Mir fehlt ECHTE Vernetzung. Warum sendet Bosch beim Systemwechsel nicht die Daten über die Standard-Schnittstelle ANT+ LEV? Das wäre echte Connectivity, bei der ich als Fahrer wirklich die Wahl hätte, welches System ich verbinden möchte.

Des weiteren vermisse ich die Ladebuchse für Smartphone, GPS & Co. Wenn schon das Handy mit der App zu einem zentralen Baustein vom smarten System wird, warum dann nicht auch eine Lademöglichkeit anbieten? So kann ganz schnell der Handy-Akku auf Tour schlapp machen.

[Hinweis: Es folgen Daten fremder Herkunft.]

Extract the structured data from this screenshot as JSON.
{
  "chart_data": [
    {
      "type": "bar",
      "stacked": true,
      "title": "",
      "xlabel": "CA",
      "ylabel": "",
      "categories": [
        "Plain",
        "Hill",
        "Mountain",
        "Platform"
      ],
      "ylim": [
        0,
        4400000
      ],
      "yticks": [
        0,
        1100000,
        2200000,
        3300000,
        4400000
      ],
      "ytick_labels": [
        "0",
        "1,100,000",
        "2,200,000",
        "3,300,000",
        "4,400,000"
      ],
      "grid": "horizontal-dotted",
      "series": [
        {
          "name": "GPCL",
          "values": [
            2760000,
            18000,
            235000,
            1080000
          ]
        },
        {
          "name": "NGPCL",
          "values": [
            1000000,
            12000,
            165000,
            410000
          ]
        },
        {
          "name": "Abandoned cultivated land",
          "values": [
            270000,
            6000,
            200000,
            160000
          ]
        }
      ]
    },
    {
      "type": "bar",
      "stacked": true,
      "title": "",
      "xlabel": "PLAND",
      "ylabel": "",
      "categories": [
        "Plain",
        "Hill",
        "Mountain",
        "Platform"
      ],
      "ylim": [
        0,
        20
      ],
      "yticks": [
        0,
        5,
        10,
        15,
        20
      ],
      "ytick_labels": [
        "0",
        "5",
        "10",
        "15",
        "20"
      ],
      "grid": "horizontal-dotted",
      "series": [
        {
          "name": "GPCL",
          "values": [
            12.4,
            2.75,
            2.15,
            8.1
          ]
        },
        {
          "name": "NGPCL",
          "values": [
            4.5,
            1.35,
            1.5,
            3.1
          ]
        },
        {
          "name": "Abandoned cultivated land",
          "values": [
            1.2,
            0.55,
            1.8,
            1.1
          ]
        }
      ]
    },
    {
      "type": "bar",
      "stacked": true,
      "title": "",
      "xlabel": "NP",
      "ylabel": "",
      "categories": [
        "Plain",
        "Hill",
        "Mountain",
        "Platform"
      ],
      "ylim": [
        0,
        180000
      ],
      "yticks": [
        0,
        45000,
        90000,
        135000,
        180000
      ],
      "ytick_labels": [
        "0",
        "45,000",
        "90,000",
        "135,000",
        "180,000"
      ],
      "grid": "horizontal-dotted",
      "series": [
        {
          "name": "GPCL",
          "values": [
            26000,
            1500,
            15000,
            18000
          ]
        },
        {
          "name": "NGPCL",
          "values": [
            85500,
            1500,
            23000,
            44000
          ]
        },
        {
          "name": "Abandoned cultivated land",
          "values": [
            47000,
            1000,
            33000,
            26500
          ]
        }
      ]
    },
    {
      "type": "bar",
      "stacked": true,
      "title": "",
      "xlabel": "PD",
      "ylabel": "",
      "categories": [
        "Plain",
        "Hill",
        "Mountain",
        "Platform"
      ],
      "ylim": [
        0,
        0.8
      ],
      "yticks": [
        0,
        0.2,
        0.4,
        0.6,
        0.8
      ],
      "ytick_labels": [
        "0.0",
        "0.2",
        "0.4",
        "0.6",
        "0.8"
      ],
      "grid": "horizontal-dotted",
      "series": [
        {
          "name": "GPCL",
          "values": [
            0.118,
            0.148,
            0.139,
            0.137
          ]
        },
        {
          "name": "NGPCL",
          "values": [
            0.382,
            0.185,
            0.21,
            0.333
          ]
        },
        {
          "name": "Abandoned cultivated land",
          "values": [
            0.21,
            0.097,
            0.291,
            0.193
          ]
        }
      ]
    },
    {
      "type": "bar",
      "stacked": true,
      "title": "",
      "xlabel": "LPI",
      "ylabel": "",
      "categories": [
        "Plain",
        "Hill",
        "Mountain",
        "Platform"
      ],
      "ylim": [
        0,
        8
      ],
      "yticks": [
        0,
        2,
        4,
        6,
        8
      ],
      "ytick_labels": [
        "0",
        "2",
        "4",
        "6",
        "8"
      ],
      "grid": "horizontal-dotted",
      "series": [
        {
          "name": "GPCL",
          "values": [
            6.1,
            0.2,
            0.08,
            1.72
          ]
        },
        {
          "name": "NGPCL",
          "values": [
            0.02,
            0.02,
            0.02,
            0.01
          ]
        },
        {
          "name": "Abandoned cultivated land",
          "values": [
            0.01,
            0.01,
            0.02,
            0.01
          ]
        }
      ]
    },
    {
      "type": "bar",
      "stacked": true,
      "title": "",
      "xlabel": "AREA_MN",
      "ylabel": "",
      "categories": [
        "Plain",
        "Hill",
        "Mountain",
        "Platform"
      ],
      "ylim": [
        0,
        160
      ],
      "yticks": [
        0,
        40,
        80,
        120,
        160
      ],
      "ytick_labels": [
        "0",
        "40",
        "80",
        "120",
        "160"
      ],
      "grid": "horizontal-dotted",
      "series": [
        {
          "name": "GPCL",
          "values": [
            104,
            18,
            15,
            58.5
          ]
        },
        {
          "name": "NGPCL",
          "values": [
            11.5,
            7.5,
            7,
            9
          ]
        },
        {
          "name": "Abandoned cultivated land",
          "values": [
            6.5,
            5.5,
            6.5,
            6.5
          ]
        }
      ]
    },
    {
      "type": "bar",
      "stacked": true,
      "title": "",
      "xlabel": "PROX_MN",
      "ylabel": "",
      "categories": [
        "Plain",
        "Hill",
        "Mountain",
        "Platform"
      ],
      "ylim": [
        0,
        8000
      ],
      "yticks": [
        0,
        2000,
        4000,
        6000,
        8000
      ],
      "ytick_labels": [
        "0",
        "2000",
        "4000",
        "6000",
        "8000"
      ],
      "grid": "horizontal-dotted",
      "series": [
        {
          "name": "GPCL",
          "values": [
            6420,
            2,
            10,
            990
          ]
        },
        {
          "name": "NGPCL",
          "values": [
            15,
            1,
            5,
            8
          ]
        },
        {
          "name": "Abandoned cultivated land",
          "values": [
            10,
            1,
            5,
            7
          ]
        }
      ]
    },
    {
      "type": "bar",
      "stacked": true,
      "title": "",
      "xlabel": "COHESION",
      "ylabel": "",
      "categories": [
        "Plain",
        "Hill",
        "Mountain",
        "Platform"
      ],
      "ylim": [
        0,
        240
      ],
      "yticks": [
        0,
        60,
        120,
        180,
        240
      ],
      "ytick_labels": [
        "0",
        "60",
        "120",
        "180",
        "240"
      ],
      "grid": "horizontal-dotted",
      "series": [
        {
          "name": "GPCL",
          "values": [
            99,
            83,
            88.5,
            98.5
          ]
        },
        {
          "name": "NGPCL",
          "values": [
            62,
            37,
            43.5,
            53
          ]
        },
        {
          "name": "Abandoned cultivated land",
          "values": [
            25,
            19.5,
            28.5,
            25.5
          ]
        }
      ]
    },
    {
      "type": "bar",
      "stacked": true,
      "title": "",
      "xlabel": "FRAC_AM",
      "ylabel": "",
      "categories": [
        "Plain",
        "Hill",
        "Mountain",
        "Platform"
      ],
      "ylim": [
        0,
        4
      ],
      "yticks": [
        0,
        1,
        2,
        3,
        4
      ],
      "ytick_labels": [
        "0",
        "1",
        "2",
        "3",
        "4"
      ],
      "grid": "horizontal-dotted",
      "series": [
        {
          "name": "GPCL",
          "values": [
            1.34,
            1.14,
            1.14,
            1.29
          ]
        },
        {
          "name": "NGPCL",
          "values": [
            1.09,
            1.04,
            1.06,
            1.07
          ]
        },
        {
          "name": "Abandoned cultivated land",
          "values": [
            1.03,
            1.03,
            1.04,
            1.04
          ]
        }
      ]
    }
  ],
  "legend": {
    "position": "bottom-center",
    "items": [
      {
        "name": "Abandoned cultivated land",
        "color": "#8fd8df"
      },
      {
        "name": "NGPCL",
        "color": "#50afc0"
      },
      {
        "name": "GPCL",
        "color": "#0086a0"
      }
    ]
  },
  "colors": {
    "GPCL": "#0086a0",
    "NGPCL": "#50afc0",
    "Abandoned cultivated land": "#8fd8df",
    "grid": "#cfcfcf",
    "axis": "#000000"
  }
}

Das, was wir aktuell sehen ist noch recht mager und erst der Anfang vom smarten System. Wirklich vom Kunden erlebbare Funktionen und Weiterentwicklungen sind noch kaum spürbar. Dafür wurden vom bisherigen KIOX bekannte Funktionen (Navigation, Konfiguration der Datenseiten) entfernt. Mal gespannt, was da noch kommen wird. Ein Connected Modul taucht ja schon am Horizont auf.

Was hälst du vom neuen, smarten System von Bosch? Schreib mir deine Meinung doch bitte mal in die Kommentare.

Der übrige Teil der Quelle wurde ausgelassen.